David Stevens
Stevens left the $150,000 per-year job for a $1.3 million one running the Mortgage Bankers Association. Stevens, 54, was regarded as an effective FHA commissioner, but his move raises questions about his coziness with the industry, despite the billions of dollars in losses MBA members' underwriting practices cost the FHA's insurance fund.
John Courson
At the time of Stevens departure, American Banker filed a Freedom of Information Act request seeking his calendar and e-mails exchanges between the FHA boss and top MBA officials, including its former president, John Courson. The records indicate that Stevens, himself a former mortgage industry executive, maintained close ties with the industry.
Email 1
MBA boss Courson lobbied Stevens on many issues.

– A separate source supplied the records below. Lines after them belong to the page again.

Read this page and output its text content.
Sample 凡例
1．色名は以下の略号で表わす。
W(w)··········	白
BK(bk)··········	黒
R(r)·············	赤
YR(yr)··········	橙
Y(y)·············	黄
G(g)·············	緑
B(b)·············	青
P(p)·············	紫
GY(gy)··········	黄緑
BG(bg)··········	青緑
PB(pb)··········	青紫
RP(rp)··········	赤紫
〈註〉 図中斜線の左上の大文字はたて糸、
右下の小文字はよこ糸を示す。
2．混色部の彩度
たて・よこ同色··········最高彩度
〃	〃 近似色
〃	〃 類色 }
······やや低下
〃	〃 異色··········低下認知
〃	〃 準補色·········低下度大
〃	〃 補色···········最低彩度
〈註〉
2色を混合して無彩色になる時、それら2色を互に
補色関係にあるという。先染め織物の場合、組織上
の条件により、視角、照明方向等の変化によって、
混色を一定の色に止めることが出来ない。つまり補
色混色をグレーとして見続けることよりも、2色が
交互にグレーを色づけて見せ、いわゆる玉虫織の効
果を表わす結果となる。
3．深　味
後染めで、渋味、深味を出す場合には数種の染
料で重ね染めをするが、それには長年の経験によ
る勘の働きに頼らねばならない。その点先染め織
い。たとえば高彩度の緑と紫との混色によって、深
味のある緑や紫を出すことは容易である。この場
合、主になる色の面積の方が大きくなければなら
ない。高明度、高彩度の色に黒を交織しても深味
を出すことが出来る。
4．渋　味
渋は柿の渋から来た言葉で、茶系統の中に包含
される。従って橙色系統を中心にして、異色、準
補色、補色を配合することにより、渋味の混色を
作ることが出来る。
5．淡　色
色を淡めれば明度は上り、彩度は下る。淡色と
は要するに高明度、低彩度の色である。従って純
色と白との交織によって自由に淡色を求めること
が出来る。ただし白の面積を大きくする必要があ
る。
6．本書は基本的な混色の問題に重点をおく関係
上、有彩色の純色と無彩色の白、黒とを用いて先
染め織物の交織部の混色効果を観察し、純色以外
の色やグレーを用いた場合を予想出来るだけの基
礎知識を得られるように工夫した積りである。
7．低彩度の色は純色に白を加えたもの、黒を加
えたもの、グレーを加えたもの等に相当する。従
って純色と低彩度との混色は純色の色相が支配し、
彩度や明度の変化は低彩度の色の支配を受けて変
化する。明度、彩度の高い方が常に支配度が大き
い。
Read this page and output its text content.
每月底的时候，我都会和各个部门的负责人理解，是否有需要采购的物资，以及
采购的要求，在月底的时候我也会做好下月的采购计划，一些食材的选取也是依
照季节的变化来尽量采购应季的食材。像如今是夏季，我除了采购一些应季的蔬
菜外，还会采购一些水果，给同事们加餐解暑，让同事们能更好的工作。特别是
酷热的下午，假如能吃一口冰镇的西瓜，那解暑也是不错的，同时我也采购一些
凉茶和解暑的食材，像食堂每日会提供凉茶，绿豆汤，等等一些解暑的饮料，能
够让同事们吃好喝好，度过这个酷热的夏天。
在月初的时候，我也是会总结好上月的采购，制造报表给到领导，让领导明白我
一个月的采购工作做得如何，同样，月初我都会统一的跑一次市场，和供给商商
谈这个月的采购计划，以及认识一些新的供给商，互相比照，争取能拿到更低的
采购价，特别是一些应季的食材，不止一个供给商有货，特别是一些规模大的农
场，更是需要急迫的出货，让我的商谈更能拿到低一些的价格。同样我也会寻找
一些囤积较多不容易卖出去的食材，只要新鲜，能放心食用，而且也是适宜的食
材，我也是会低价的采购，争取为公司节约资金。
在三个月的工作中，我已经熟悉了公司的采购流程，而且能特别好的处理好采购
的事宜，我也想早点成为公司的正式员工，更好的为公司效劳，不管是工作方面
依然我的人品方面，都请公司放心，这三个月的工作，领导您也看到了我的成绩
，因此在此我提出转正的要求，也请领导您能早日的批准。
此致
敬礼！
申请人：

Courson regularly sought face time with Stevens at MBA events (see email) held at resorts in Puerto Rico, San Diego and elsewhere. For its annual convention in San Diego, the MBA hired the Beach Boys for a private performance, inviting members and guests to "Join us for 'Fun, Fun, Fun' and 'Good Vibrations.' "
Email 2
Sometimes Stevens actively sought out invitations to MBA events, including a conference at the Barton Springs Resort & Spa in Austin, Texas. "Given that MBA's events bring together senior executives from across the real estate finance world, many of them FHA partners, it only makes sense that I should attend," Stevens told American Banker.
Email 3
At the FHA, Stevens relied on the MBA for policy guidance, too. When a Treasury official asked him why the FHA opposed a proposal that aimed to bar lenders from paying brokers extra fees on high-interest mortgages, Stevens forwarded the query to the MBA's Courson seeking input.
Stevens' Calendar
After he met MBA Chairman Michael Berman for dinner on March 2, at a time when he was negotiating for the MBA's top job, Stevens formally recused himself from matters involving the MBA. Yet Stevens' calendar indicates he later held meetings with the MBA on housing finance reform and was involved in discussions on two other matters of keen interest to the MBA — loan officer pay and foreclosures.
New Digs
Stevens announced his FHA resignation on March 10, and the MBA announced his hiring five days later. During his final weeks at the FHA, Stevens housing-related activities included touring a five-bedroom colonial in Northwest Washington D.C., which he later bought for $1.9 million.